DETAILS ALLDATA GROUPING_ID BALANCE_DUE
------------------------- ---------- ----------- -----------
Current 22 0 16982
0 - 30 Days 4 0 1251
31 - 60 Days 2 0 113
91 - 120 Days 3 0 1926
Over 120 Days 14 0 11
Total For 200410 45 1 20284
Current 24 0 15551
0 - 30 Days 4 0 1318
31 - 60 Days 5 0 1305
61 - 90 Days 1 0 60
Over 120 Days 17 0 1937
Total For 200411 51 1 20171
Current 30 0 19265
0 - 30 Days 6 0 2438
31 - 60 Days 3 0 950
61 - 90 Days 5 0 1305
91 - 120 Days 1 0 60
Over 120 Days 15 0 1960
Total For 200412 60 1 25977
Total (28-DEC-04): 156 3 66432

The example below shows a query that uses three column GROUP BY ROLLUP(col1,col2,col3).

Example 3: Excludes GROUPING_ID 3 (max.

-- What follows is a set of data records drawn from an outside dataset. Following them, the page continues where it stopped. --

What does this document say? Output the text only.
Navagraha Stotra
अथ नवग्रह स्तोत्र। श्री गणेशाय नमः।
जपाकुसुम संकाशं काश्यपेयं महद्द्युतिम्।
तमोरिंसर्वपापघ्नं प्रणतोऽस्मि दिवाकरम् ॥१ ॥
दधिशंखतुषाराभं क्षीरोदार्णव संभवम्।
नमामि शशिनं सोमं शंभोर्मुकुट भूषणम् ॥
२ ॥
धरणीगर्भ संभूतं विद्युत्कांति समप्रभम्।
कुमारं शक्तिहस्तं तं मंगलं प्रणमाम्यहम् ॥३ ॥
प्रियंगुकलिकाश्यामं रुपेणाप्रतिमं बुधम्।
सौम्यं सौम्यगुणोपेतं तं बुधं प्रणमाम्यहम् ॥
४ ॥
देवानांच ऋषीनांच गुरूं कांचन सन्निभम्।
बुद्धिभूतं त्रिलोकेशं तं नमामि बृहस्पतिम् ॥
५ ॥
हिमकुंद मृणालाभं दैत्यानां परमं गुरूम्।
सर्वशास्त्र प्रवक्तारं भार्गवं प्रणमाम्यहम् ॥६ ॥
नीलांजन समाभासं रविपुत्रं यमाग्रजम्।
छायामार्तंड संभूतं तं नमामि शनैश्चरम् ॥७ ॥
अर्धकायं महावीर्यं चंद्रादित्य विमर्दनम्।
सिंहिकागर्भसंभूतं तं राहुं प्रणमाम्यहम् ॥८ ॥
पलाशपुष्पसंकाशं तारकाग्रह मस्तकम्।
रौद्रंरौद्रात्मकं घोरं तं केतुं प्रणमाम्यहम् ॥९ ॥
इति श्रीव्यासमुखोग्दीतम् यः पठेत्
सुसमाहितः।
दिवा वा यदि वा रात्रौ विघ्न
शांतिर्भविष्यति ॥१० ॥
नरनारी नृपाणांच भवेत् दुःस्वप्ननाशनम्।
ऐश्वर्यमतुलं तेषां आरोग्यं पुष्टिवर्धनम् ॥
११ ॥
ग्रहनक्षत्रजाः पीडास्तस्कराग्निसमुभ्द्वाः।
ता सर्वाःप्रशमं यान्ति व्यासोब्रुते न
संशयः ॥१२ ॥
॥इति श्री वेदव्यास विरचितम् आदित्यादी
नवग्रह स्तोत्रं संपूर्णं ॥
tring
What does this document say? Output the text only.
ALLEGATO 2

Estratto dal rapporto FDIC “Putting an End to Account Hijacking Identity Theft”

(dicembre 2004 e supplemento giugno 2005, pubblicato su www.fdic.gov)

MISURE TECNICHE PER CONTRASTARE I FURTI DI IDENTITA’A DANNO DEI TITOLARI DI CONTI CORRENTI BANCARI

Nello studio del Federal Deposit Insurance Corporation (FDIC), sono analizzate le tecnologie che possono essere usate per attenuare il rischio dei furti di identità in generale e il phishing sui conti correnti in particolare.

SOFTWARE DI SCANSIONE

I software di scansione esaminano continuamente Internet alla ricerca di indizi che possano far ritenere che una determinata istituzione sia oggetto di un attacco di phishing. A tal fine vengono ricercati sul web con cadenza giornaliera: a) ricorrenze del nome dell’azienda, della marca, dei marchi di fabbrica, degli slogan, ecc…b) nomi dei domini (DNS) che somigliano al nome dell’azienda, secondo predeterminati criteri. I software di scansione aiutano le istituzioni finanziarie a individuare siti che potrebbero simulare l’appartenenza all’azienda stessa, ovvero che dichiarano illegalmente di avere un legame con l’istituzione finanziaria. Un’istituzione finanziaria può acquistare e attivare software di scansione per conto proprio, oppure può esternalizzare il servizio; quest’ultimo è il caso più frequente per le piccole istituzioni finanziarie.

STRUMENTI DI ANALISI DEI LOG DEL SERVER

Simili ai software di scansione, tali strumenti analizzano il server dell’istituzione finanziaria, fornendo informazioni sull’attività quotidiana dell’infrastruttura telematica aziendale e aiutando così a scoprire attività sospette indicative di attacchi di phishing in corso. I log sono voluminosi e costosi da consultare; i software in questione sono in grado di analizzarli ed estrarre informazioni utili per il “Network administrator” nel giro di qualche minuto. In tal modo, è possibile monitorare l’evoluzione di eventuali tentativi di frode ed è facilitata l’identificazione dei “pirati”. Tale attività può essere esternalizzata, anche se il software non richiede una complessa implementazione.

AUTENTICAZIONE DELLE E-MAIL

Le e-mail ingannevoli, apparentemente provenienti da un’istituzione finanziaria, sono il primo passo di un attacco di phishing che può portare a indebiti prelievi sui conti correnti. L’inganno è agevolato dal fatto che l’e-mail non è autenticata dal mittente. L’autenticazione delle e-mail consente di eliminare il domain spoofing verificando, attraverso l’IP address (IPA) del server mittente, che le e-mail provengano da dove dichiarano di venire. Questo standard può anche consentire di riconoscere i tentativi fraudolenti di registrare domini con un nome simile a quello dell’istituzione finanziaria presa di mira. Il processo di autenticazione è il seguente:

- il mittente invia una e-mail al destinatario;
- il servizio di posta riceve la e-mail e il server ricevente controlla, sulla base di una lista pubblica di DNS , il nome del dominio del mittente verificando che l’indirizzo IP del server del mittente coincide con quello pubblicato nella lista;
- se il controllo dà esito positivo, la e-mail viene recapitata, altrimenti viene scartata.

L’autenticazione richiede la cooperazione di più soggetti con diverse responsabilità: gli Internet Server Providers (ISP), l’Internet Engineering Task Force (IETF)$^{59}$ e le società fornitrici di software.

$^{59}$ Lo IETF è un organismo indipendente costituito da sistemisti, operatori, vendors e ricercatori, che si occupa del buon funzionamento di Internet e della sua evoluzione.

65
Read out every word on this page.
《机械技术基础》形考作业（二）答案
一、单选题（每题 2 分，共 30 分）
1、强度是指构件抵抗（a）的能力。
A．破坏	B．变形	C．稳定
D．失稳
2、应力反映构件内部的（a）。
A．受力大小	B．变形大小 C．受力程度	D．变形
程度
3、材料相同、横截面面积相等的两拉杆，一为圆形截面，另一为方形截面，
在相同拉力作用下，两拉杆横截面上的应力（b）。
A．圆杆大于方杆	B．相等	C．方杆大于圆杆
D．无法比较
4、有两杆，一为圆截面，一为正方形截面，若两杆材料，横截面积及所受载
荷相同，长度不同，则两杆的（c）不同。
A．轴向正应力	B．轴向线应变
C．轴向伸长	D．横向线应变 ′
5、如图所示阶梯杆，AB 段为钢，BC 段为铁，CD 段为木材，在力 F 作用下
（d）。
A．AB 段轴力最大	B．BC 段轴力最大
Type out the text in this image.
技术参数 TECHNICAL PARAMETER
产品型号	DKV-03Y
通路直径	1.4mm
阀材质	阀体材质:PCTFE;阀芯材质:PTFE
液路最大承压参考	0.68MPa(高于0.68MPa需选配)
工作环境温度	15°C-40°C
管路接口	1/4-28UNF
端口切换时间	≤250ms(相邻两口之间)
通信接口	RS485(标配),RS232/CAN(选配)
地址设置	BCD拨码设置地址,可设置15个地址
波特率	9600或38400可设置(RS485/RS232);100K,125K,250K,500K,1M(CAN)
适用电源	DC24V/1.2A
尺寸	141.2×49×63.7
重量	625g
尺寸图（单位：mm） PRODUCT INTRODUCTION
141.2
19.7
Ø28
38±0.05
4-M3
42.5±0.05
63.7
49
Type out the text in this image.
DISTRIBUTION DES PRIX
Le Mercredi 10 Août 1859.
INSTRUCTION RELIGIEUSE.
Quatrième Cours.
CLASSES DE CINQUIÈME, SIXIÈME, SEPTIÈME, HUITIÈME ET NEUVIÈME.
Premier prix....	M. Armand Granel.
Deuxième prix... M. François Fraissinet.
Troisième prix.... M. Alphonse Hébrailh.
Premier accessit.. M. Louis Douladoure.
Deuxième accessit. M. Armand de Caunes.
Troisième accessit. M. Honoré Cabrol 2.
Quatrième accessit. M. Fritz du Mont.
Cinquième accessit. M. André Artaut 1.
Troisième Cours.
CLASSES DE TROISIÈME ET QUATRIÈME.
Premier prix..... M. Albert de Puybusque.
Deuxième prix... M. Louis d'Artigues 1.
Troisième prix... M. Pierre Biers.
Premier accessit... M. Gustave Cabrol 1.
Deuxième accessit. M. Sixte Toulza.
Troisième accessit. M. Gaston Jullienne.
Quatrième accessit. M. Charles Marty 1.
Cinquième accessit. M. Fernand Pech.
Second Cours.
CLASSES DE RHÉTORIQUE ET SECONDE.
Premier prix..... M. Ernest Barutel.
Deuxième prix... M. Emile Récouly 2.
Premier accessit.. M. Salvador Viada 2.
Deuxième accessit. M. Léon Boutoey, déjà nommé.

GROUPING_ID is 7)

SELECT 
SUBSTR(DECODE(GROUPING_ID(aging_bucket_id, month_id, customer_cd),
0, 'Customer No. '||customer_cd,
1, TO_CHAR(month_id)||' Total ('||
DECODE(aging_bucket_id,1,' Current ',
2,' 0 - 30 Days', 
3,' 31 - 60 Days', 
4,' 61 - 90 Days', 
5,' 91 - 120 Days', 
' Over 120 Days')||'): ', 
7, 'Total Balance ('||TO_CHAR(SYSDATE)||'): '),1,30)
Details,
COUNT(*) AllData,
GROUPING_ID(aging_bucket_id, month_id, customer_cd) grouping_id,
ROUND(SUM(balance_due),0) balance_due 
FROM monthly_ar_detail
WHERE customer_cd IN (1000, 2000) 
GROUP BY ROLLUP(aging_bucket_id, month_id, customer_cd)
HAVING GROUPING_ID(aging_bucket_id, month_id, customer_cd) <> 3 ;


DETAILS ALLDATA GROUPING_ID BALANCE_DUE
------------------------------ ---------- ----------- -----------
Customer No. 1000 22 0 16982
Customer No. 2000 47 0 30430
200410 Total ( Current ): 69 1 47412
Customer No. 1000 24 0 15551
Customer No. 2000 25 0 17281
200411 Total ( Current ): 49 1 32832
Customer No. 1000 30 0 19265
Customer No. 2000 31 0 16904
200412 Total ( Current ): 61 1 36169
Customer No. 1000 4 0 1251
Customer No. 2000 17 0 10190
200410 Total ( 0 - 30 Days): 21 1 11442
Customer No. 1000 4 0 1318
Customer No. 2000 5 0 5115
200411 Total ( 0 - 30 Days): 9 1 6433
Customer No. 1000 6 0 2438
Customer No. 2000 8 0 2152
200412 Total ( 0 - 30 Days): 14 1 4590
Customer No. 1000 2 0 113
Customer No. 2000 12 0 7502
200410 Total ( 31 - 60 Days): 14 1 7615
Customer No. 1000 5 0 1305
Customer No. 2000 2 0 194
200411 Total ( 31 - 60 Days): 7 1 1499
Customer No. 1000 3 0 950
Customer No. 2000 3 0 1273
200412 Total ( 31 - 60 Days): 6 1 2223
Customer No. 2000 4 0 3512
200410 Total ( 61 - 90 Days): 4 1 3512
Customer No. 1000 1 0 60
Customer No. 2000 1 0 133
200411 Total ( 61 - 90 Days): 2 1 192
Customer No. 1000 5 0 1305
Customer No. 2000 2 0 194
200412 Total ( 61 - 90 Days): 7 1 1499
Customer No. 1000 3 0 1926
Customer No. 2000 1 0 -89
200410 Total ( 91 - 120 Days): 4 1 1838
Customer No. 2000 2 0 314
200411 Total ( 91 - 120 Days): 2 1 314
Customer No. 1000 1 0 60
Customer No. 2000 1 0 133
200412 Total ( 91 - 120 Days): 2 1 192
Customer No. 1000 14 0 11
Customer No. 2000 11 0 -4190
200410 Total ( Over 120 Days): 25 1 -4179
Customer No. 1000 17 0 1937
Customer No. 2000 12 0 -4299
200411 Total ( Over 120 Days): 29 1 -2362
Customer No. 1000 15 0 1960
Customer No. 2000 14 0 -3985
200412 Total ( Over 120 Days): 29 1 -2025
Total Balance (28-DEC-04): 354 7 149197

Similarly totals at different rollup levels (GROUP BY with ROLLUP/CUBE) can be analyzed by excluding GROUPING_ID() for ones that are not necessary and knowing the maximum value of the GROUPING_ID() using formula (as shown in example 2 above). When ROLLUP() is excluded in the query, the result corresponding of zeroth value of the GROUPING_ID() is displayed.